While in this case defendant was found not guilty of murder, the verdict sheet in Brooks, supra, which was found not to constitute reversible error, is similar to the one used in this case. Moreover, as in Brooks, the trial court here repeatedly charged the jury in its instructions that the presence or absence of passion/provocation was to be part and parcel of its deliberations on murder, and the oral instructions controlled. See Gandhi, supra, 201 N.J. at 197; Reese, supra, 267 N.J. Super. at 287. Here, the court told the jury to acquit of both purposeful or knowing murder and passion/provocation manslaughter "if the State failed to prove beyond a reasonable doubt that the defendant acted purposely or knowingly."
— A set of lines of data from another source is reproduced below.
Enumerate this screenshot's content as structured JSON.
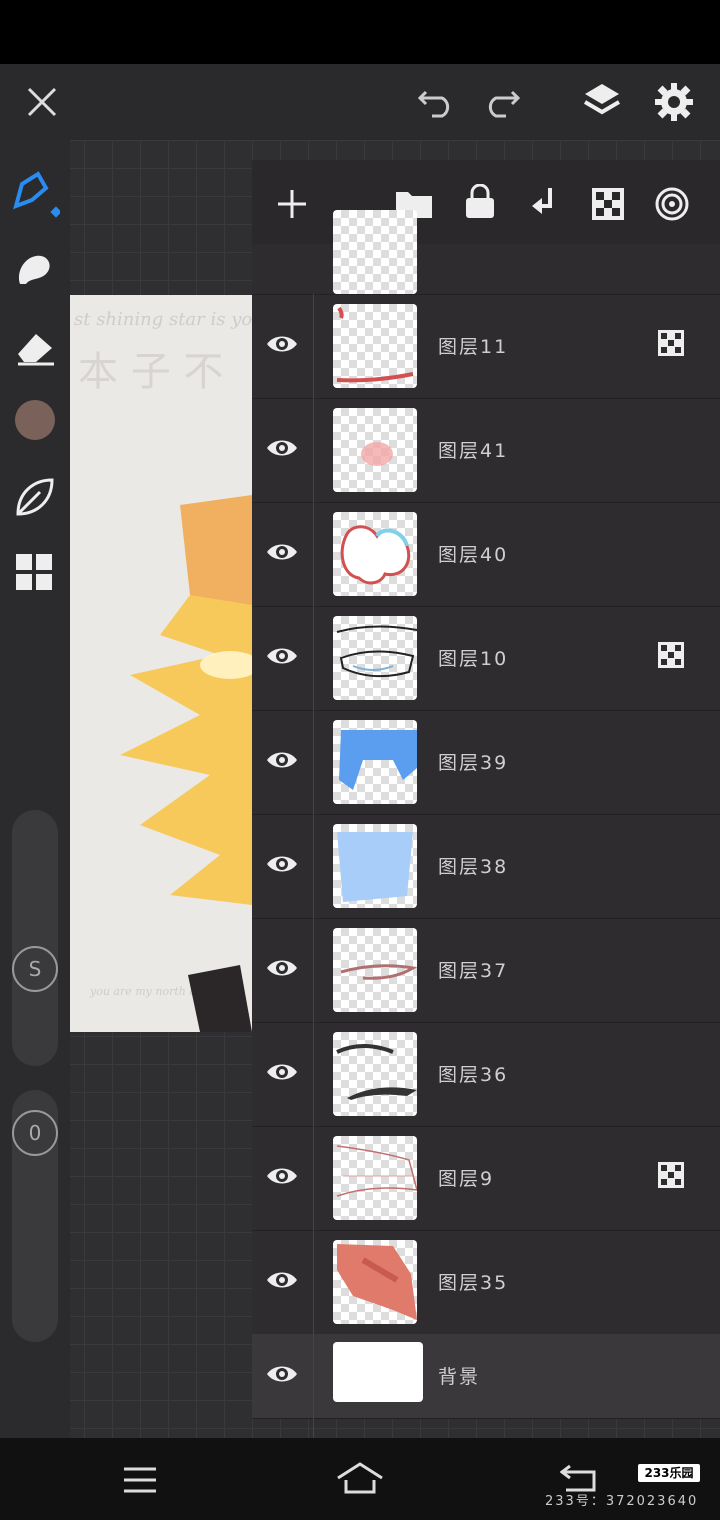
{
  "topbar": {
    "close": "close-icon",
    "undo": "undo-icon",
    "redo": "redo-icon",
    "layers": "layers-icon",
    "settings": "gear-icon"
  },
  "tools": [
    {
      "name": "pen-icon"
    },
    {
      "name": "smudge-icon"
    },
    {
      "name": "eraser-icon"
    },
    {
      "name": "color-swatch",
      "color": "#7a625b"
    },
    {
      "name": "leaf-icon"
    },
    {
      "name": "grid-icon"
    }
  ],
  "sliders": {
    "size_label": "S",
    "opacity_label": "0"
  },
  "layer_panel": {
    "actions": [
      "add-icon",
      "folder-icon",
      "lock-icon",
      "merge-down-icon",
      "checker-icon",
      "target-icon"
    ],
    "layers": [
      {
        "name": "图层11",
        "clipped": true
      },
      {
        "name": "图层41",
        "clipped": false
      },
      {
        "name": "图层40",
        "clipped": false
      },
      {
        "name": "图层10",
        "clipped": true
      },
      {
        "name": "图层39",
        "clipped": false
      },
      {
        "name": "图层38",
        "clipped": false
      },
      {
        "name": "图层37",
        "clipped": false
      },
      {
        "name": "图层36",
        "clipped": false
      },
      {
        "name": "图层9",
        "clipped": true
      },
      {
        "name": "图层35",
        "clipped": false
      },
      {
        "name": "背景",
        "clipped": false
      }
    ]
  },
  "navbar": {
    "menu": "menu-icon",
    "home": "home-icon",
    "back": "back-icon"
  },
  "watermark": {
    "brand": "233乐园",
    "text": "233号：372023640"
  }
}
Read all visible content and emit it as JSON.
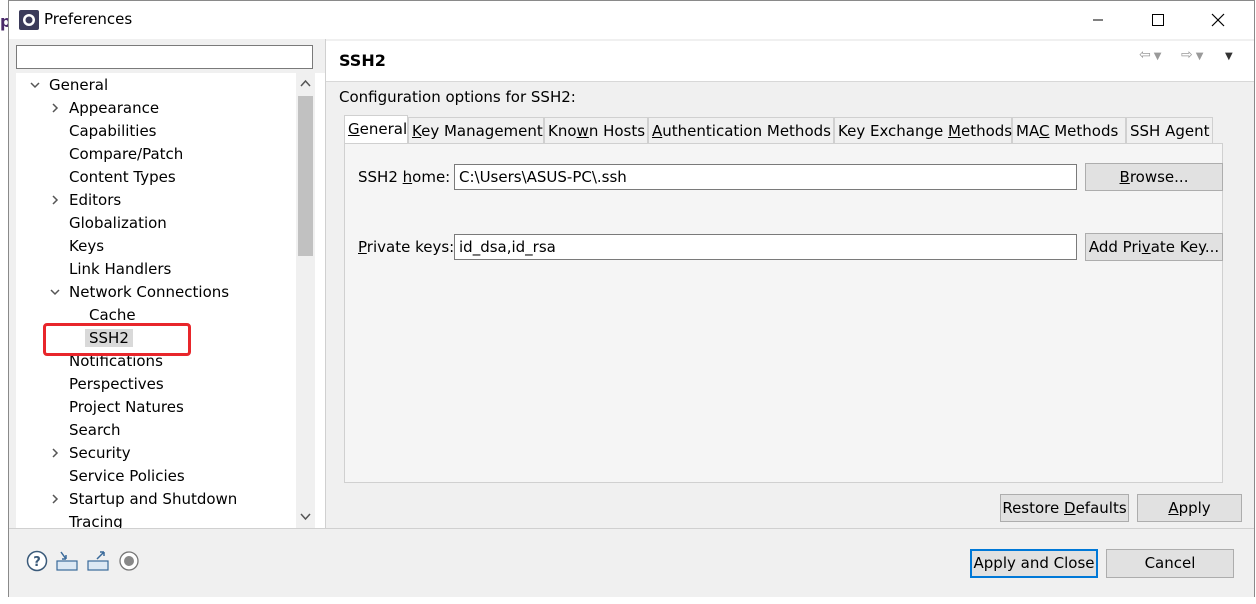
{
  "window": {
    "title": "Preferences"
  },
  "stray_glyph": "p",
  "filter": {
    "value": ""
  },
  "tree": [
    {
      "label": "General",
      "expanded": true
    },
    {
      "label": "Appearance"
    },
    {
      "label": "Capabilities"
    },
    {
      "label": "Compare/Patch"
    },
    {
      "label": "Content Types"
    },
    {
      "label": "Editors"
    },
    {
      "label": "Globalization"
    },
    {
      "label": "Keys"
    },
    {
      "label": "Link Handlers"
    },
    {
      "label": "Network Connections",
      "expanded": true
    },
    {
      "label": "Cache"
    },
    {
      "label": "SSH2",
      "selected": true
    },
    {
      "label": "Notifications"
    },
    {
      "label": "Perspectives"
    },
    {
      "label": "Project Natures"
    },
    {
      "label": "Search"
    },
    {
      "label": "Security"
    },
    {
      "label": "Service Policies"
    },
    {
      "label": "Startup and Shutdown"
    },
    {
      "label": "Tracing"
    }
  ],
  "page": {
    "title": "SSH2",
    "description": "Configuration options for SSH2:",
    "tabs": [
      {
        "pre": "",
        "u": "G",
        "post": "eneral"
      },
      {
        "pre": "",
        "u": "K",
        "post": "ey Management"
      },
      {
        "pre": "Kno",
        "u": "w",
        "post": "n Hosts"
      },
      {
        "pre": "",
        "u": "A",
        "post": "uthentication Methods"
      },
      {
        "pre": "Key Exchange ",
        "u": "M",
        "post": "ethods"
      },
      {
        "pre": "MA",
        "u": "C",
        "post": " Methods"
      },
      {
        "pre": "SSH Agent",
        "u": "",
        "post": ""
      }
    ],
    "ssh_home": {
      "label_pre": "SSH2 ",
      "label_u": "h",
      "label_post": "ome:",
      "value": "C:\\Users\\ASUS-PC\\.ssh"
    },
    "browse": {
      "pre": "",
      "u": "B",
      "post": "rowse..."
    },
    "private_keys": {
      "label_pre": "",
      "label_u": "P",
      "label_post": "rivate keys:",
      "value": "id_dsa,id_rsa"
    },
    "add_key": {
      "pre": "Add Pri",
      "u": "v",
      "post": "ate Key..."
    },
    "restore": {
      "pre": "Restore ",
      "u": "D",
      "post": "efaults"
    },
    "apply": {
      "pre": "",
      "u": "A",
      "post": "pply"
    }
  },
  "footer": {
    "apply_close": "Apply and Close",
    "cancel": "Cancel"
  },
  "colors": {
    "highlight_box": "#e8262b",
    "default_button_border": "#0078d7"
  }
}
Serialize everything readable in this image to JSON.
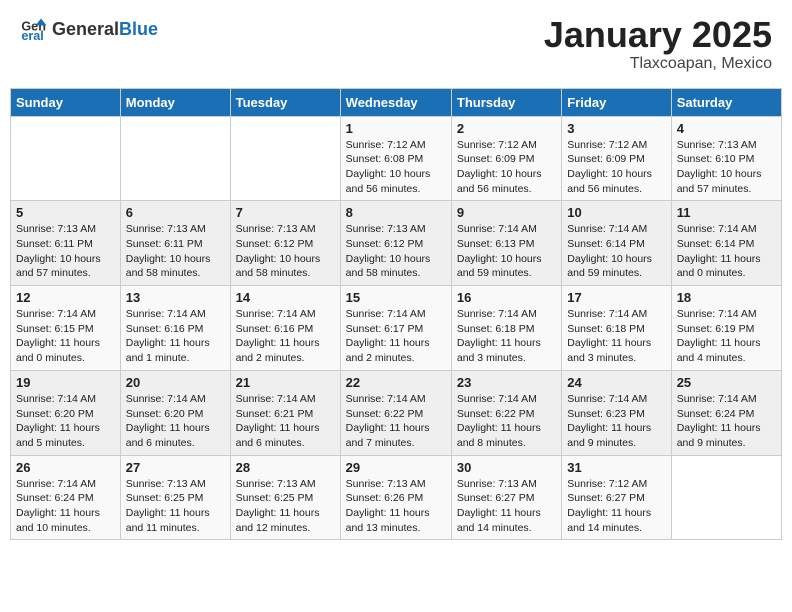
{
  "header": {
    "logo_general": "General",
    "logo_blue": "Blue",
    "month": "January 2025",
    "location": "Tlaxcoapan, Mexico"
  },
  "days_of_week": [
    "Sunday",
    "Monday",
    "Tuesday",
    "Wednesday",
    "Thursday",
    "Friday",
    "Saturday"
  ],
  "weeks": [
    [
      {
        "day": "",
        "info": ""
      },
      {
        "day": "",
        "info": ""
      },
      {
        "day": "",
        "info": ""
      },
      {
        "day": "1",
        "info": "Sunrise: 7:12 AM\nSunset: 6:08 PM\nDaylight: 10 hours\nand 56 minutes."
      },
      {
        "day": "2",
        "info": "Sunrise: 7:12 AM\nSunset: 6:09 PM\nDaylight: 10 hours\nand 56 minutes."
      },
      {
        "day": "3",
        "info": "Sunrise: 7:12 AM\nSunset: 6:09 PM\nDaylight: 10 hours\nand 56 minutes."
      },
      {
        "day": "4",
        "info": "Sunrise: 7:13 AM\nSunset: 6:10 PM\nDaylight: 10 hours\nand 57 minutes."
      }
    ],
    [
      {
        "day": "5",
        "info": "Sunrise: 7:13 AM\nSunset: 6:11 PM\nDaylight: 10 hours\nand 57 minutes."
      },
      {
        "day": "6",
        "info": "Sunrise: 7:13 AM\nSunset: 6:11 PM\nDaylight: 10 hours\nand 58 minutes."
      },
      {
        "day": "7",
        "info": "Sunrise: 7:13 AM\nSunset: 6:12 PM\nDaylight: 10 hours\nand 58 minutes."
      },
      {
        "day": "8",
        "info": "Sunrise: 7:13 AM\nSunset: 6:12 PM\nDaylight: 10 hours\nand 58 minutes."
      },
      {
        "day": "9",
        "info": "Sunrise: 7:14 AM\nSunset: 6:13 PM\nDaylight: 10 hours\nand 59 minutes."
      },
      {
        "day": "10",
        "info": "Sunrise: 7:14 AM\nSunset: 6:14 PM\nDaylight: 10 hours\nand 59 minutes."
      },
      {
        "day": "11",
        "info": "Sunrise: 7:14 AM\nSunset: 6:14 PM\nDaylight: 11 hours\nand 0 minutes."
      }
    ],
    [
      {
        "day": "12",
        "info": "Sunrise: 7:14 AM\nSunset: 6:15 PM\nDaylight: 11 hours\nand 0 minutes."
      },
      {
        "day": "13",
        "info": "Sunrise: 7:14 AM\nSunset: 6:16 PM\nDaylight: 11 hours\nand 1 minute."
      },
      {
        "day": "14",
        "info": "Sunrise: 7:14 AM\nSunset: 6:16 PM\nDaylight: 11 hours\nand 2 minutes."
      },
      {
        "day": "15",
        "info": "Sunrise: 7:14 AM\nSunset: 6:17 PM\nDaylight: 11 hours\nand 2 minutes."
      },
      {
        "day": "16",
        "info": "Sunrise: 7:14 AM\nSunset: 6:18 PM\nDaylight: 11 hours\nand 3 minutes."
      },
      {
        "day": "17",
        "info": "Sunrise: 7:14 AM\nSunset: 6:18 PM\nDaylight: 11 hours\nand 3 minutes."
      },
      {
        "day": "18",
        "info": "Sunrise: 7:14 AM\nSunset: 6:19 PM\nDaylight: 11 hours\nand 4 minutes."
      }
    ],
    [
      {
        "day": "19",
        "info": "Sunrise: 7:14 AM\nSunset: 6:20 PM\nDaylight: 11 hours\nand 5 minutes."
      },
      {
        "day": "20",
        "info": "Sunrise: 7:14 AM\nSunset: 6:20 PM\nDaylight: 11 hours\nand 6 minutes."
      },
      {
        "day": "21",
        "info": "Sunrise: 7:14 AM\nSunset: 6:21 PM\nDaylight: 11 hours\nand 6 minutes."
      },
      {
        "day": "22",
        "info": "Sunrise: 7:14 AM\nSunset: 6:22 PM\nDaylight: 11 hours\nand 7 minutes."
      },
      {
        "day": "23",
        "info": "Sunrise: 7:14 AM\nSunset: 6:22 PM\nDaylight: 11 hours\nand 8 minutes."
      },
      {
        "day": "24",
        "info": "Sunrise: 7:14 AM\nSunset: 6:23 PM\nDaylight: 11 hours\nand 9 minutes."
      },
      {
        "day": "25",
        "info": "Sunrise: 7:14 AM\nSunset: 6:24 PM\nDaylight: 11 hours\nand 9 minutes."
      }
    ],
    [
      {
        "day": "26",
        "info": "Sunrise: 7:14 AM\nSunset: 6:24 PM\nDaylight: 11 hours\nand 10 minutes."
      },
      {
        "day": "27",
        "info": "Sunrise: 7:13 AM\nSunset: 6:25 PM\nDaylight: 11 hours\nand 11 minutes."
      },
      {
        "day": "28",
        "info": "Sunrise: 7:13 AM\nSunset: 6:25 PM\nDaylight: 11 hours\nand 12 minutes."
      },
      {
        "day": "29",
        "info": "Sunrise: 7:13 AM\nSunset: 6:26 PM\nDaylight: 11 hours\nand 13 minutes."
      },
      {
        "day": "30",
        "info": "Sunrise: 7:13 AM\nSunset: 6:27 PM\nDaylight: 11 hours\nand 14 minutes."
      },
      {
        "day": "31",
        "info": "Sunrise: 7:12 AM\nSunset: 6:27 PM\nDaylight: 11 hours\nand 14 minutes."
      },
      {
        "day": "",
        "info": ""
      }
    ]
  ]
}
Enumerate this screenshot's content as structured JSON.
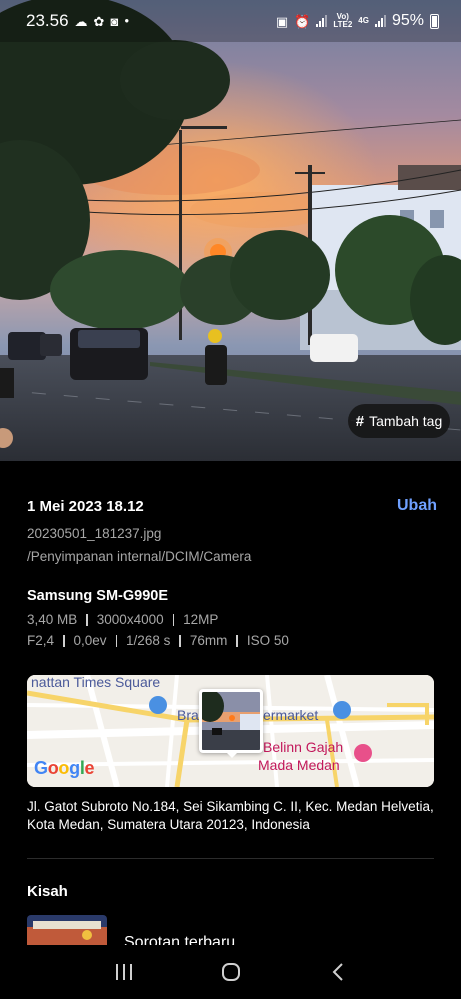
{
  "status_bar": {
    "time": "23.56",
    "left_icons": [
      "cloud-icon",
      "game-launcher-icon",
      "instagram-icon"
    ],
    "right_icons": [
      "screenshot-icon",
      "alarm-icon"
    ],
    "network_label_top": "Vo)",
    "network_label_bottom": "LTE2",
    "network_type": "4G",
    "battery_percent": "95%"
  },
  "photo": {
    "tag_button_icon": "#",
    "tag_button_label": "Tambah tag"
  },
  "details": {
    "date": "1 Mei 2023 18.12",
    "edit_label": "Ubah",
    "filename": "20230501_181237.jpg",
    "path": "/Penyimpanan internal/DCIM/Camera",
    "device": "Samsung SM-G990E",
    "size": "3,40 MB",
    "resolution": "3000x4000",
    "megapixels": "12MP",
    "aperture": "F2,4",
    "exposure": "0,0ev",
    "shutter": "1/268 s",
    "focal_length": "76mm",
    "iso": "ISO 50"
  },
  "map": {
    "label_top": "nattan Times Square",
    "label_mid_left": "Bra",
    "label_mid_right": "ermarket",
    "label_place_line1": "Belinn Gajah",
    "label_place_line2": "Mada Medan",
    "google_letters": [
      "G",
      "o",
      "o",
      "g",
      "l",
      "e"
    ],
    "google_colors": [
      "#4285F4",
      "#EA4335",
      "#FBBC05",
      "#4285F4",
      "#34A853",
      "#EA4335"
    ]
  },
  "address": "Jl. Gatot Subroto No.184, Sei Sikambing C. II, Kec. Medan Helvetia, Kota Medan, Sumatera Utara 20123, Indonesia",
  "stories": {
    "title": "Kisah",
    "item_label": "Sorotan terbaru"
  },
  "navbar": {
    "icons": [
      "recent-apps-icon",
      "home-icon",
      "back-icon"
    ]
  },
  "colors": {
    "accent": "#6fa0ff",
    "secondary_text": "#a7a7a7",
    "background": "#000000"
  }
}
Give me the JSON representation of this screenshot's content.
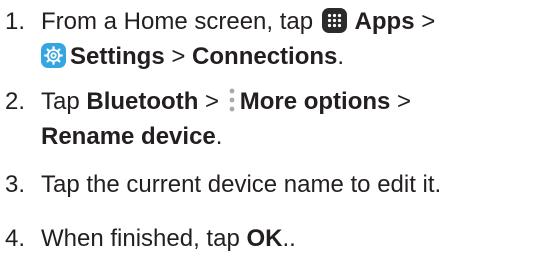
{
  "steps": [
    {
      "number": "1.",
      "line1": {
        "t1": "From a Home screen, tap ",
        "apps_icon": "apps-grid-icon",
        "apps": " Apps",
        "sep": " >"
      },
      "line2": {
        "settings_icon": "settings-gear-icon",
        "settings": "Settings",
        "sep": " > ",
        "connections": "Connections",
        "end": "."
      }
    },
    {
      "number": "2.",
      "line1": {
        "t1": "Tap ",
        "bluetooth": "Bluetooth",
        "sep1": " > ",
        "more_icon": "more-options-icon",
        "more": "More options",
        "sep2": " >"
      },
      "line2": {
        "rename": "Rename device",
        "end": "."
      }
    },
    {
      "number": "3.",
      "text": "Tap the current device name to edit it."
    },
    {
      "number": "4.",
      "t1": "When finished, tap ",
      "ok": "OK",
      "end": ".."
    }
  ],
  "colors": {
    "text": "#231f20",
    "apps_icon_bg": "#2b2b2b",
    "settings_icon_bg": "#35a6df"
  }
}
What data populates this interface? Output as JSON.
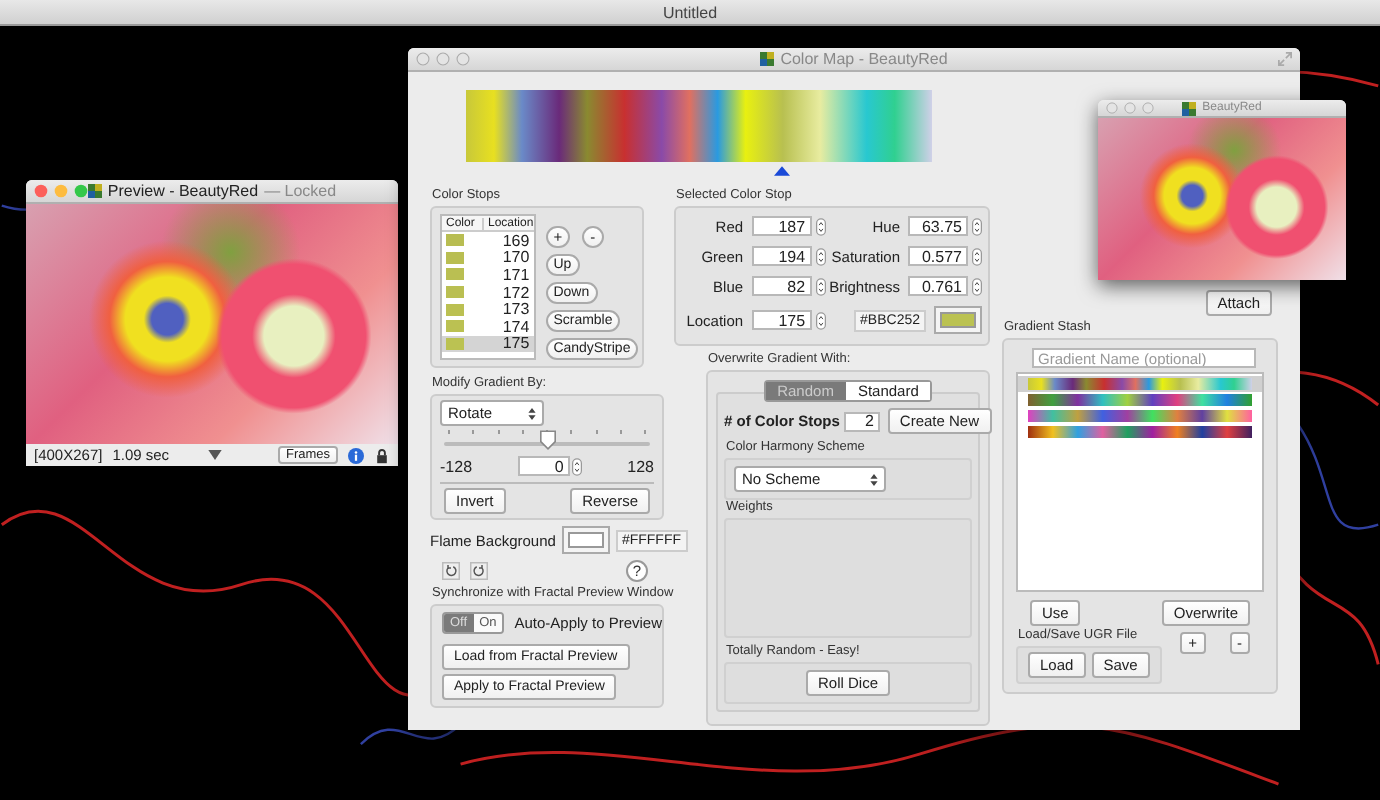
{
  "app_title": "Untitled",
  "preview_window": {
    "title": "Preview - BeautyRed",
    "title_suffix": "— Locked",
    "size": "[400X267]",
    "time": "1.09 sec",
    "frames_button": "Frames"
  },
  "color_map_window": {
    "title": "Color Map - BeautyRed",
    "level": 0.68
  },
  "mini_preview": {
    "title": "BeautyRed"
  },
  "color_stops": {
    "title": "Color Stops",
    "columns": [
      "Color",
      "Location"
    ],
    "rows": [
      {
        "color": "#b8bd52",
        "location": "169",
        "selected": false
      },
      {
        "color": "#b9be52",
        "location": "170",
        "selected": false
      },
      {
        "color": "#babf52",
        "location": "171",
        "selected": false
      },
      {
        "color": "#babf52",
        "location": "172",
        "selected": false
      },
      {
        "color": "#bbc052",
        "location": "173",
        "selected": false
      },
      {
        "color": "#bbc152",
        "location": "174",
        "selected": false
      },
      {
        "color": "#bbc252",
        "location": "175",
        "selected": true
      }
    ],
    "buttons": [
      "+",
      "-",
      "Up",
      "Down",
      "Scramble",
      "CandyStripe"
    ]
  },
  "selected_stop": {
    "title": "Selected Color Stop",
    "fields": [
      {
        "label": "Red",
        "value": "187"
      },
      {
        "label": "Hue",
        "value": "63.75"
      },
      {
        "label": "Green",
        "value": "194"
      },
      {
        "label": "Saturation",
        "value": "0.577"
      },
      {
        "label": "Blue",
        "value": "82"
      },
      {
        "label": "Brightness",
        "value": "0.761"
      },
      {
        "label": "Location",
        "value": "175"
      }
    ],
    "hex": "#BBC252"
  },
  "modify": {
    "title": "Modify Gradient By:",
    "mode": "Rotate",
    "min": "-128",
    "max": "128",
    "value": "0",
    "level": 0.5,
    "buttons": [
      "Invert",
      "Reverse"
    ]
  },
  "flame_background": {
    "label": "Flame Background",
    "value": "#FFFFFF",
    "help_button": "?"
  },
  "sync": {
    "title": "Synchronize with Fractal Preview Window",
    "toggle": [
      {
        "label": "Off",
        "selected": true
      },
      {
        "label": "On",
        "selected": false
      }
    ],
    "auto_apply_label": "Auto-Apply to Preview",
    "buttons": [
      "Load from Fractal Preview",
      "Apply to Fractal Preview"
    ]
  },
  "overwrite": {
    "title": "Overwrite Gradient With:",
    "tabs": [
      {
        "label": "Random",
        "selected": true
      },
      {
        "label": "Standard",
        "selected": false
      }
    ],
    "stops_label": "# of Color Stops",
    "stops_value": "2",
    "create_button": "Create New",
    "harmony_title": "Color Harmony Scheme",
    "scheme": "No Scheme",
    "weights_title": "Weights",
    "random_title": "Totally Random - Easy!",
    "roll_button": "Roll Dice"
  },
  "stash": {
    "attach_button": "Attach",
    "title": "Gradient Stash",
    "name_placeholder": "Gradient Name (optional)",
    "items": [
      {
        "selected": true
      },
      {
        "selected": false
      },
      {
        "selected": false
      },
      {
        "selected": false
      }
    ],
    "use_button": "Use",
    "overwrite_button": "Overwrite",
    "add_button": "+",
    "remove_button": "-",
    "file_title": "Load/Save UGR File",
    "load_button": "Load",
    "save_button": "Save"
  }
}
We conclude that the court's instructions regarding the verdict sheet, and the verdict sheet itself, do not warrant reversal of defendant's aggravated manslaughter conviction.
In sentencing defendant, the trial court imposed a $1050 VCCB penalty, but failed to express its reasons for doing so. See N.J.S.A. 2C:43-3.1(a)(1). As a result, the State acknowledges that the matter must be remanded to give the court the opportunity to place its reasons for the penalty on the record or to impose a minimum penalty.
The convictions are affirmed, but the matter is remanded with respect to the VCCB penalty imposed.